DBG-14 · SEC. 02 Debugging & Evaluation
Performance Regression Profiling Loop
Force a profiler measurement before and after each fix attempt so you're not guessing at what's slow.
- FORMAT
- loop
- DIFFICULTY
- advanced
- TIME
- 20 min
- TOOLS
- claude-code · cursor · codex-cli · gemini-cli
- MODELS
- any
- COPIES
- 0 so far
When to use this
Something got slower and the AI's instinct is to rewrite the first loop or query it sees ("this looks inefficient") without measuring anything. You want every claim of "this is the bottleneck" and every claim of "this fixed it" backed by a real number.
The pattern
We have a performance regression. I describe what got slower at the bottom of this message. Follow this loop, do not skip the measurement steps: 1. Establish a real baseline. Pick a measurement command that fits this repo's stack (an existing benchmark script, a load tool like autocannon for HTTP, hyperfine for CLIs, EXPLAIN ANALYZE for a query), show me the command, then run it against the current slow code and paste the actual numbers (timings, profiler output, or query plan). Do not estimate, run it. 2. From that output, identify the single largest contributor to the total time (the hottest function, the slowest query, the biggest allocation). Name it and quote the number next to it.

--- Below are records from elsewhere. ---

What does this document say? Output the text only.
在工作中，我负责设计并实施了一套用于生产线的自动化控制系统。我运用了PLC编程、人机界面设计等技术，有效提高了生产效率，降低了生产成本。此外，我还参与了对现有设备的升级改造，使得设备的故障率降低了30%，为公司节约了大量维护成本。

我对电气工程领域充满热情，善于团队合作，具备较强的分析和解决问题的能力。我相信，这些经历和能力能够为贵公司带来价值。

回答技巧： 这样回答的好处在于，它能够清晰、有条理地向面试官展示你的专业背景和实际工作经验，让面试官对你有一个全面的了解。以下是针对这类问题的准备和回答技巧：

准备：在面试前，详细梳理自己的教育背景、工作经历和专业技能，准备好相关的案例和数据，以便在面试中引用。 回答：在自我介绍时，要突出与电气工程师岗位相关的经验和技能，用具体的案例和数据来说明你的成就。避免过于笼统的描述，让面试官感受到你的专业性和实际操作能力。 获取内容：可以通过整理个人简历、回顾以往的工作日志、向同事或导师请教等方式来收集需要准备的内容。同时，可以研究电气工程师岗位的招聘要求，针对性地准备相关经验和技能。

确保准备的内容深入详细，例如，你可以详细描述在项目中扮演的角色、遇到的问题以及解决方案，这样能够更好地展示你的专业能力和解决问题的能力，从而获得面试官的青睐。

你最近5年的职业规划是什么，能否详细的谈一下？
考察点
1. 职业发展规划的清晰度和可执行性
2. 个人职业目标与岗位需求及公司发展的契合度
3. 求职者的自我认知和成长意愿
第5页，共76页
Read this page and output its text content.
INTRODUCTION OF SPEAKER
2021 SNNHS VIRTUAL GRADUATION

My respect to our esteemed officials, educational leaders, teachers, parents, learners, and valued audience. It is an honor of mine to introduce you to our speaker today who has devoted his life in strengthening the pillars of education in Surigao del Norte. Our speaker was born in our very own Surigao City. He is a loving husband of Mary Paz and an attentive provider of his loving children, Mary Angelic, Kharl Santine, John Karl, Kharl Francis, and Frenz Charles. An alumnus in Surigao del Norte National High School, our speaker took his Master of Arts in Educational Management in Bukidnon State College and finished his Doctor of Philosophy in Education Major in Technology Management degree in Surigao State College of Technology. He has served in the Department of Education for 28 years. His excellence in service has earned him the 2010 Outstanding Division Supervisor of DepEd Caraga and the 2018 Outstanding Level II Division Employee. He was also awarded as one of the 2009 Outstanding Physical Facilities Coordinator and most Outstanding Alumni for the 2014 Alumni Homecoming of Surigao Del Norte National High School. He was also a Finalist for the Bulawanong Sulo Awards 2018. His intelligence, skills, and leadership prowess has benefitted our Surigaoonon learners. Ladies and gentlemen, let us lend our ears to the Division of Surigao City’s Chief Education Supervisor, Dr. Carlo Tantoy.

Do not pick a contributor based on what "looks inefficient" if the measurement doesn't back it. 3. Form one hypothesis for why that specific thing is slow, based on the code at that location, not general performance folklore. 4. Make the smallest possible change to test that hypothesis. 5. Re-run the exact same profiling/timing command from step 1. Paste the new numbers next to the old ones. 6. If the number didn't meaningfully improve, revert the change and go back to step 2 with the next-largest contributor from the original profile. Do not stack unverified changes on top of each other. 7. Repeat until the measured number is back at or below the target, then report the full before/after comparison. What got slower (and the target, e.g. "GET /orders, ~600ms p50, was ~80ms"):
Real example output
Step 1: Ran `autocannon -c 10 -d 20 http://localhost:3000/orders` before any change: p50 612ms, p99 1180ms. Step 2: Attached a Node `--prof` profile. Top contributor: `formatOrderLine` at 71% of self time, called once per order line inside a nested loop in `src/services/orders.ts:88`. Step 3: Hypothesis: `formatOrderLine` re-fetches the currency formatter (`new Intl.NumberFormat(...)`) on every call instead of reusing one instance, and it's called ~40 times per request. Step 4: Hoisted the `Intl.NumberFormat` instance out of the loop, created once per request instead of per line. Step 5: Re-ran the same `autocannon` command: p50 94ms, p99 210ms. Step 6: Improvement is well past the 80ms baseline target already, stopped here instead of chasing the next contributor. Final: p50 612ms → 94ms, p99 1180ms → 210ms, root cause was `Intl.NumberFormat` construction inside a per-line loop, not the database query the report originally suspected.
Why it works
Requiring a real profiler number before naming a suspect stops the model from optimizing the code that "looks slow" while the actual hot path goes untouched. Re-measuring after every single change, and reverting anything that doesn't move the number, prevents a pile of unverified "probably faster" edits that make the code harder to read without proving any of them helped.